Humans have been breeding and racing thoroughbreds around the world for centuries, and each year the best of the best from all corners of the globe converge on the Breeders’ Cup with national pride on the line and a whole lotta cash and prestige up for grabs. Not to mention the opportunity to be crowned a champion.
Since its 1984 inception, the Breeders’ Cup has delivered an abundance of indelible memories. This is where the modern day legends like A.P. Indy, Personal Ensign, Sunday Silence, Lure, Cigar and Zenyatta all stamped their legacies while taking us on helluva thrill ride. So many great horses, so many unforgettable races, but here are my most unforgettable Breeders’ Cup moments.
(Oldest to most recent)
1984 Classic: Wild Again upsets first Classic at 31-1
Wild Again was a nice 4-year-old colt when the inaugural Breeders’ Cup rolled around, and enticed by the $1,350,000 purse of the Classic, his owners considered entering their multiple graded stakes winner. There was just one problem, Wild Again was never nominated for the Breeders’ Cup. They would have to pay $360,000 just to enter their colt in the race. Though a nice horse, he was far from the top of the class. It was a major gamble, and one that ultimately paid off. Let that be a lesson to ya, children.
1987 Classic: Ferdinand edges Alysheba
Talk about hype. The ’87 Classic pitted two popular Kentucky Derby winners against each other for the first time nearly a decade (Affirmed and Alydar in 1978). Bill Shoemaker vs. Chris McCarron. The finish did not disappoint.

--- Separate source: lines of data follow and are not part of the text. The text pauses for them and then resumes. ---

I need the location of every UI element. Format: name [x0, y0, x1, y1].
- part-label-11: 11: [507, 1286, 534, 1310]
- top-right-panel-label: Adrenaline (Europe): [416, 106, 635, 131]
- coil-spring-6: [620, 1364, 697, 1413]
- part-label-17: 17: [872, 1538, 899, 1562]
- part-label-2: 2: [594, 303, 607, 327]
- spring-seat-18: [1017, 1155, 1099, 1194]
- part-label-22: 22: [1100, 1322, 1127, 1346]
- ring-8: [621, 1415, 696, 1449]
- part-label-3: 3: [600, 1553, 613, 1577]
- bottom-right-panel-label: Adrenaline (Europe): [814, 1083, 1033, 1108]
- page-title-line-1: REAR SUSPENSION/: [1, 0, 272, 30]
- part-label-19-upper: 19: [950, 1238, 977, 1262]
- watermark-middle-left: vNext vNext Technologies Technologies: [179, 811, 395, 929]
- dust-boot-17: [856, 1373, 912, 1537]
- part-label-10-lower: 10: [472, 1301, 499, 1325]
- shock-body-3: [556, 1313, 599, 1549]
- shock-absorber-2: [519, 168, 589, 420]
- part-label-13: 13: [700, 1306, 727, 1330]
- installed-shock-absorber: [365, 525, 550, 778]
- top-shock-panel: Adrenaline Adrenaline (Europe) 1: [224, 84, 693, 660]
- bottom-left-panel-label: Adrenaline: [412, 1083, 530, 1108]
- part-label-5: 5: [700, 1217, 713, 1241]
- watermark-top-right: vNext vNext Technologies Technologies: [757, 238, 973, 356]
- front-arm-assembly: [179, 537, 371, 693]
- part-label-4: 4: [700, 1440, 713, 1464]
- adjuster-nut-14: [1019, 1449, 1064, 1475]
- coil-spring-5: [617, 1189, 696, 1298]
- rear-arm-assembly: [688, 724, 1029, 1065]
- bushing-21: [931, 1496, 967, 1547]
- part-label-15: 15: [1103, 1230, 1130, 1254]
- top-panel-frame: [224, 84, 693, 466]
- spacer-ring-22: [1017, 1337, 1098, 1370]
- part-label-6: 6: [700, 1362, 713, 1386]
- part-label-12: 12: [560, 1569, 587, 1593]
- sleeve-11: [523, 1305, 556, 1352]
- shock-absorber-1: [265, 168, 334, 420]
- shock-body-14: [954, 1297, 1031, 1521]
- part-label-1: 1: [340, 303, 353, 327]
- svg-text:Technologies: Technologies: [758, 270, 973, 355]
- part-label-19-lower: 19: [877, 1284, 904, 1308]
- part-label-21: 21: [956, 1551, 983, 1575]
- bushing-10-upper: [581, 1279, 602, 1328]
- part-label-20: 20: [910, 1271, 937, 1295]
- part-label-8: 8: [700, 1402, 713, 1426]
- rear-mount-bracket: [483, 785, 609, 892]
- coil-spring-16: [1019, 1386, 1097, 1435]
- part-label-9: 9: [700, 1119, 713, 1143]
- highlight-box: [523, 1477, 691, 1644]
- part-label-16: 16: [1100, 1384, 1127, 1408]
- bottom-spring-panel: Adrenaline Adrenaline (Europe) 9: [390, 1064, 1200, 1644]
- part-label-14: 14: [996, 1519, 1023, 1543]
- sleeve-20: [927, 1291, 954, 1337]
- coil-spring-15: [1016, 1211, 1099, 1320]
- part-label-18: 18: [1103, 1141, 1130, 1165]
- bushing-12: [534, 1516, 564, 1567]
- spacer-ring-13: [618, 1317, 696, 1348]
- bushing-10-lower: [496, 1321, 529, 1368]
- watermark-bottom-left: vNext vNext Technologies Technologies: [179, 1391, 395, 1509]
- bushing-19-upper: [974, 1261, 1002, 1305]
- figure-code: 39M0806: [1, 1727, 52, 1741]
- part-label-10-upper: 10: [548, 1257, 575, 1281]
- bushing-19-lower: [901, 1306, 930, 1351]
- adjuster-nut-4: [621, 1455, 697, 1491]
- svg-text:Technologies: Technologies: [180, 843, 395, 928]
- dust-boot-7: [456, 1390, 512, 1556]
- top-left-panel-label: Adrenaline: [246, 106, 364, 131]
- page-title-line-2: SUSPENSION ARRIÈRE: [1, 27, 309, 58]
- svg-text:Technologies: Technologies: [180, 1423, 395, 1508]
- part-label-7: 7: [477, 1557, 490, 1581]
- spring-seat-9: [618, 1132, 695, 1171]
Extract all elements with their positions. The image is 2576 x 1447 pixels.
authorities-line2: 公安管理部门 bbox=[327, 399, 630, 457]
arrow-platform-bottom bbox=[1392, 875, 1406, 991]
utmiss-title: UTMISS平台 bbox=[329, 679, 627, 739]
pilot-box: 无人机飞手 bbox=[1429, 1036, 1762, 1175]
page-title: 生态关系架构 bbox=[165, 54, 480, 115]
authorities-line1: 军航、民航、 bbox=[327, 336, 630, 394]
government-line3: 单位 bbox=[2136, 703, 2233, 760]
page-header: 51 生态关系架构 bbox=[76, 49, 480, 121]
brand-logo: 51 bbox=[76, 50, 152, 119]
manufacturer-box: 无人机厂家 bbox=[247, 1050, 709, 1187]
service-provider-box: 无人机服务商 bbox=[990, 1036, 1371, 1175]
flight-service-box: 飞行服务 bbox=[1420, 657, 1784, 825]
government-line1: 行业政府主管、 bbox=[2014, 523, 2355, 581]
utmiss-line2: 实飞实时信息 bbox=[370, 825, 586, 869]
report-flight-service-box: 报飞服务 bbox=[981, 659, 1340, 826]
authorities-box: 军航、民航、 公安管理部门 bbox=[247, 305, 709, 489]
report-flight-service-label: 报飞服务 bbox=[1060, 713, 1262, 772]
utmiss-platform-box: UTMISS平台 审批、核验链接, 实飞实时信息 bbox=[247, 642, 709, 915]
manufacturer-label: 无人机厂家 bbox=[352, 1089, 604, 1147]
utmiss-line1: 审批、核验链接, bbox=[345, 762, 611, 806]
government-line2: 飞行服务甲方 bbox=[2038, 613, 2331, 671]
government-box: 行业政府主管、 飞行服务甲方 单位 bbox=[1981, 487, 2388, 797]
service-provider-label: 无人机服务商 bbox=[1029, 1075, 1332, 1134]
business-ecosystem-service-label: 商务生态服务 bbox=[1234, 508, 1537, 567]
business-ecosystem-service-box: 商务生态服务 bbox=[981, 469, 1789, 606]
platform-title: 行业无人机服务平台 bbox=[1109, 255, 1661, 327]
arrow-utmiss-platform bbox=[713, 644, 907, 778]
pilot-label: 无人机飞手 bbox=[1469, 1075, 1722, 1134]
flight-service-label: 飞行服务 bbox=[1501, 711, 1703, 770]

1988 Distaff: Personal Ensign stays perfect.
There’s a special place in the history books for the ones who never taste defeat. Who overcome all the variables, randomness and chance, and bring it every time. Personal Ensign will forever be remembered for her flawless 13 wins in 13 career starts. Her last one was the hardest, as she found herself well behind the speedy Kentucky Derby winner Winning Colors with just a furlong to go.
1989 Classic: Sunday Silence vs. Easy Goer, Part IV
Ali/Frazier had nothing on these heavyweights. Two of the best 3-year-olds of the modern era dueled down the stretch in each leg of the Triple Crown, and saved one more thrilling finish for the Classic. It was the last race for a pair of legends, and could not have ended more fittingly.
1995 Classic: “The Incomparable” Cigar.
Death. Taxes. Cigar. On a sloppy Belmont track, Cigar capped off one of the greatest seasons in racing history (12 starts, 12 wins) with this frolic in the park. “Incomparable, invincible, unbeatable, Cigar!”
2001 Classic: Tiznow wins it for America.
A little over a month removed from the 9/11 attacks, there were questions whether the event would even be held at all. The show did go on, just a few miles from Ground Zero at Belmont Park. And thank goodness, because this tough Cal-bred colt gave everyone something to cheer for when he gamely held off European champion Sakhee to capture the Classic for the second year in a row.
2009/10 Classic: Bow to the Queen
Come on. What can you possibly say about this incredible mare? Uncoiling her signature late run, she dusted the dudes in 2009, becoming the first female to win America’s richest race.
She came back for more one year later at Churchill Downs still undefeated in 19 starts. It was to be the storybook ending for one of the greatest of all time. And then, in the blink of an eye, BLAME, by a head-bob.
2010 Mile: Goldikova goes for three.
There’s just something special about watching a horse who finds their thing and totally owns it. Such was the case the Irish-bred mare, Goldikova. She was a miler, that’s what she did, and for three years in a row, she did it better than any horse on the planet. Look at her go…
2011 Turf: St. Nicholas Abbey wins one for the family
Trainer Aidan O’Brien shipped his colt from Ireland to Churchill Downs for 2011 Breeders’ Cup Turf, and brought someone else with him too…his son, Joseph, who was also his jockey. All of 18-years-old, and still bigger than most American jocks, O’Brien gave his colt a brilliant ride and became the youngest rider to win at the Cup.
2013: Wise Dan’s will to win
You just have to smile when you watch this chestnut gelding unleash his gorgeous, powerful stride. So professional, so full of himself, so fast. Born from relatively humble stock, Wise Dan could do it all: any surface, any distance, he was your man. His best game was the turf mile, a race typically owned by the Europeans, but in 2012 and 2013, there was no catching this wise guy.
2015: The Grand Slam
As the first Triple Crown winner of the Breeders’ Cup era, American Pharoah entered the 2015 Cup at Keeneland with the bases jacked. Sure enough, the champion delivered in his penultimate peformance, crushing his hapless rivals in front running fashion just a few miles from where he was foaled, and his future retirement home. The breathtaking colt set a new precedent in the sport that might never be duplicated in this lifetime.
What does 2016 have in store? We’ll find out this Friday and Saturday. Don’t miss history in the making.